Goodman growth powered by robots as data storage demand booms

The next phase of growth for industrial property juggernaut Goodman will be generated by robots, as the rise in demand for artificial intelligence will see the development of a vast number of data storage centres across its global platform.

Repatriating its $1 billion land bank in areas such as North Ryde in Sydney into build-to-rent developments that will then be sold to an operator is also on the group’s agenda.

Goodman’s forecast 9 per cent earnings growth for the coming year comes as office and residential portfolios have copped a hit with valuation downgrades, but sheds – the ugly ducklings of the commercial property world – are soaring.

An artist’s impression of a data centre Goodman is developing in Amsterdam.
An artist’s impression of a data centre Goodman is developing in Amsterdam.

As its major clients including Amazon need more “powered sheds”, Goodman will focus on developing high-tech energy-efficient warehouses, most of which will be high-rise due to the scarcity of land.

“Significant growth in data storage and AI in particular, is driving data-centre demand, which is now 30 per cent of our $13 billion development workbook”

Goodman CEO Greg Goodman

Goodman co-founder and chief executive Greg Goodman said data centres already account for about 30 per cent of its global $13 billion development work in progress and that will increase with the use of AI and need for data storage.

“Significant growth in data storage and AI in particular, is driving data-centre demand … and importantly we have a pipeline of over 3GW which has significant value over time,” Goodman said.

“We are looking at the former ABC site at Artarmon for a new data centre and at North Ryde.”

A gigawatt (GW) is a unit of power, and it is equal to one billion watts. Three gigawatts is enough to power more than 650,000 homes.


The ASX-listed $37.2 billion Goodman is the largest property group on the market. In the 2023 year it increased its funds under management by 11 per cent to $76.3 billion and has bumped its capital partners from 16 to 20, being a range of superannuation, pension and sovereign funds.

In the year to June 30, the group posted an operating profit of $1.76 billion, up 17 per cent on the prior years, and has forecast a 9 per cent growth in earnings for the coming year, in line with market expectations. This is equal to an earning share of 94.3¢ up 16 per cent on the 2022 year, and ahead of recent guidance.
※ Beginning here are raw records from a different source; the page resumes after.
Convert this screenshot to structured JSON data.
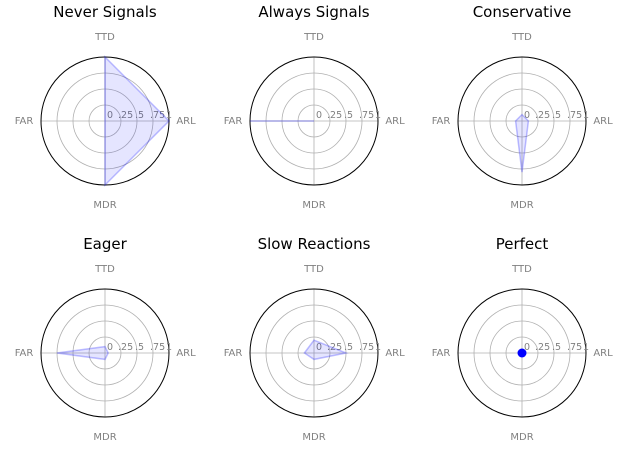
{
  "figure": {
    "axes_labels": [
      "TTD",
      "ARL",
      "MDR",
      "FAR"
    ],
    "radial_ticks": [
      "0",
      ".25",
      ".5",
      ".75",
      "1"
    ],
    "rlim": [
      0,
      1
    ],
    "colors": {
      "fill": "#0000ff",
      "fill_alpha": 0.1,
      "line_alpha": 0.25,
      "grid": "#b0b0b0",
      "outline": "#000000",
      "label": "#808080"
    }
  },
  "chart_data": [
    {
      "type": "radar",
      "title": "Never Signals",
      "axes": [
        "TTD",
        "ARL",
        "MDR",
        "FAR"
      ],
      "values": [
        1.0,
        1.0,
        1.0,
        0.0
      ]
    },
    {
      "type": "radar",
      "title": "Always Signals",
      "axes": [
        "TTD",
        "ARL",
        "MDR",
        "FAR"
      ],
      "values": [
        0.0,
        0.0,
        0.0,
        1.0
      ]
    },
    {
      "type": "radar",
      "title": "Conservative",
      "axes": [
        "TTD",
        "ARL",
        "MDR",
        "FAR"
      ],
      "values": [
        0.1,
        0.1,
        0.8,
        0.1
      ]
    },
    {
      "type": "radar",
      "title": "Eager",
      "axes": [
        "TTD",
        "ARL",
        "MDR",
        "FAR"
      ],
      "values": [
        0.1,
        0.05,
        0.1,
        0.75
      ]
    },
    {
      "type": "radar",
      "title": "Slow Reactions",
      "axes": [
        "TTD",
        "ARL",
        "MDR",
        "FAR"
      ],
      "values": [
        0.2,
        0.5,
        0.1,
        0.15
      ]
    },
    {
      "type": "radar",
      "title": "Perfect",
      "axes": [
        "TTD",
        "ARL",
        "MDR",
        "FAR"
      ],
      "values": [
        0.0,
        0.0,
        0.0,
        0.0
      ],
      "marker": "point"
    }
  ]
}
Winston Sammut, property director at Euree Asset Management, said the Goodman result has delivered on a positive across most, if not all, the metrics currently in focus.

“Development margins are holding up well and balance sheet gearing remains low at 8.3 per cent, placing Goodman in a sound position to take advantage of opportunities as and when they materialise. As has been the case in the past, it is expected that the group will deliver over and above its stated guidance of 9 per cent growth in 2024,” Sammut said.
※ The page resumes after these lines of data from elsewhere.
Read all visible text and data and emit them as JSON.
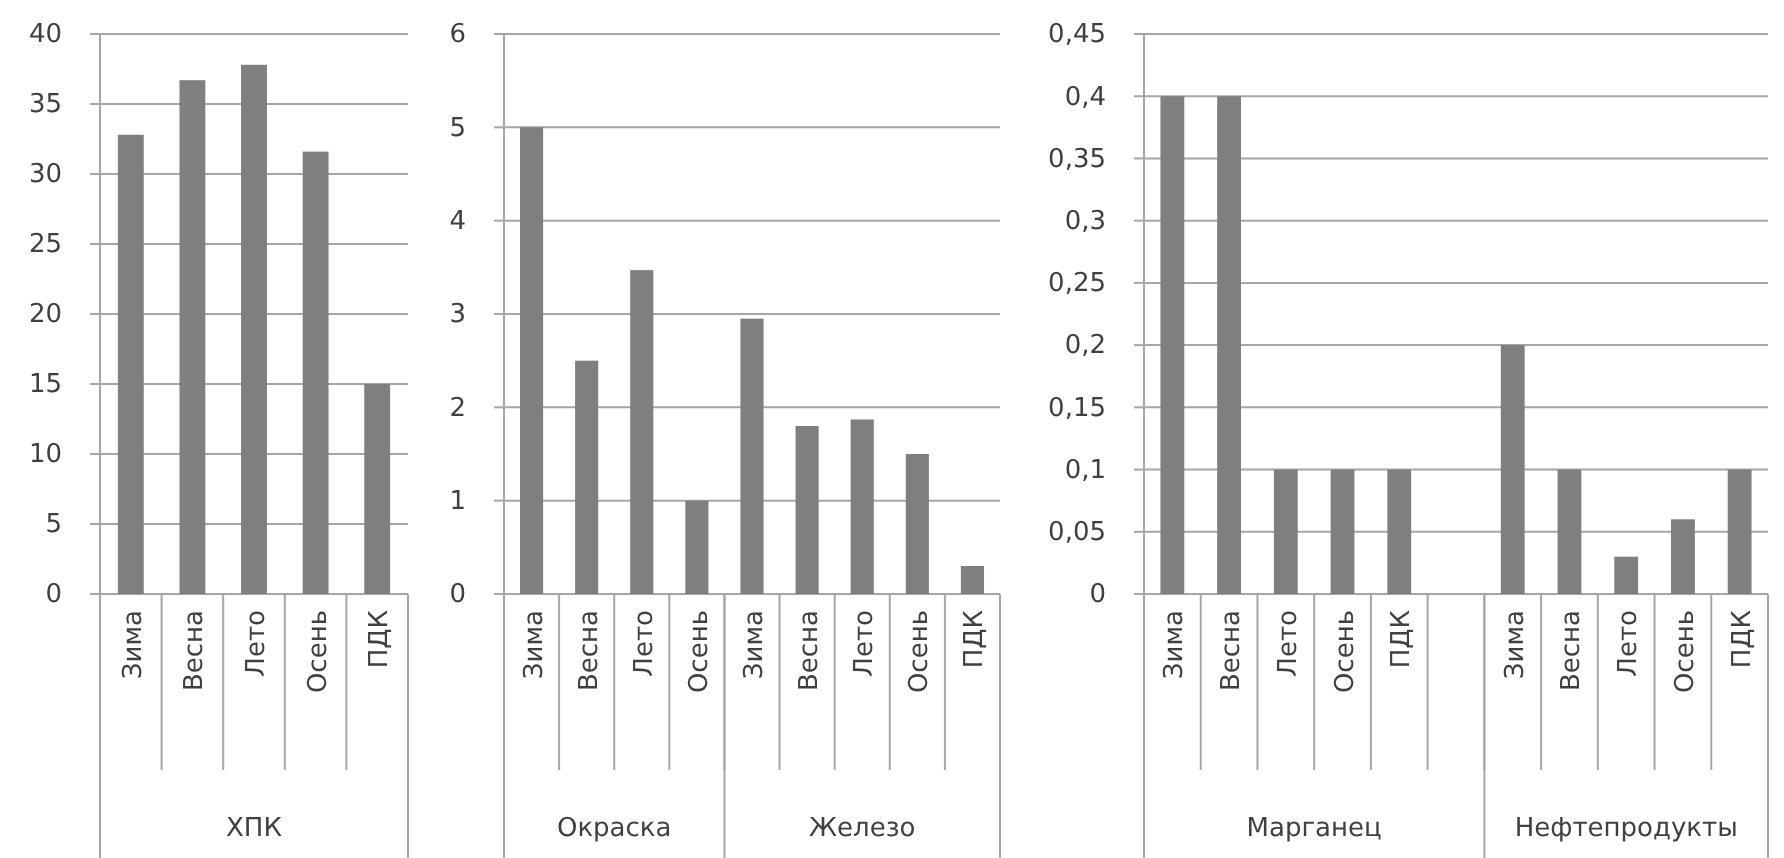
{
  "chart_data": [
    {
      "type": "bar",
      "categories": [
        "Зима",
        "Весна",
        "Лето",
        "Осень",
        "ПДК"
      ],
      "values": [
        32.8,
        36.7,
        37.8,
        31.6,
        15
      ],
      "color": "#7f7f7f",
      "annotations": [
        "ХПК"
      ],
      "ylim": [
        0,
        40
      ],
      "yticks": [
        0,
        5,
        10,
        15,
        20,
        25,
        30,
        35,
        40
      ],
      "grid": "y"
    },
    {
      "type": "bar",
      "categories": [
        "Зима",
        "Весна",
        "Лето",
        "Осень",
        "Зима",
        "Весна",
        "Лето",
        "Осень",
        "ПДК"
      ],
      "values": [
        5,
        2.5,
        3.47,
        1,
        2.95,
        1.8,
        1.87,
        1.5,
        0.3
      ],
      "color": "#7f7f7f",
      "annotations": [
        "Окраска",
        "Железо"
      ],
      "ylim": [
        0,
        6
      ],
      "yticks": [
        0,
        1,
        2,
        3,
        4,
        5,
        6
      ],
      "grid": "y"
    },
    {
      "type": "bar",
      "categories": [
        "Зима",
        "Весна",
        "Лето",
        "Осень",
        "ПДК",
        null,
        "Зима",
        "Весна",
        "Лето",
        "Осень",
        "ПДК"
      ],
      "values": [
        0.4,
        0.4,
        0.1,
        0.1,
        0.1,
        null,
        0.2,
        0.1,
        0.03,
        0.06,
        0.1
      ],
      "color": "#7f7f7f",
      "annotations": [
        "Марганец",
        "Нефтепродукты"
      ],
      "ylim": [
        0,
        0.45
      ],
      "yticks": [
        0,
        {
          "value": 0.05,
          "label": "0,05"
        },
        {
          "value": 0.1,
          "label": "0,1"
        },
        {
          "value": 0.15,
          "label": "0,15"
        },
        {
          "value": 0.2,
          "label": "0,2"
        },
        {
          "value": 0.25,
          "label": "0,25"
        },
        {
          "value": 0.3,
          "label": "0,3"
        },
        {
          "value": 0.35,
          "label": "0,35"
        },
        {
          "value": 0.4,
          "label": "0,4"
        },
        {
          "value": 0.45,
          "label": "0,45"
        }
      ],
      "grid": "y"
    }
  ]
}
Included in the development pipeline is the massive land bank that Goodman has amassed and is located in its gateway cities across the world. In Australia, this is in the north-west of Sydney and the tightly held fringe suburbs of Melbourne.

Goodman said these land holdings are “ripe” for development in the burgeoning build-to-rent sector, which is seen as an affordable housing option.

“We have the land, and we will clear it, get the planning and zoning in place, then hand it over to an operator who will go and do their business which is building it, managing it and eventually owning it,” Goodman said.

Goodman declared a final distribution of 15¢, payable on August 25.

The share price is up 3.6 per cent to $20.46.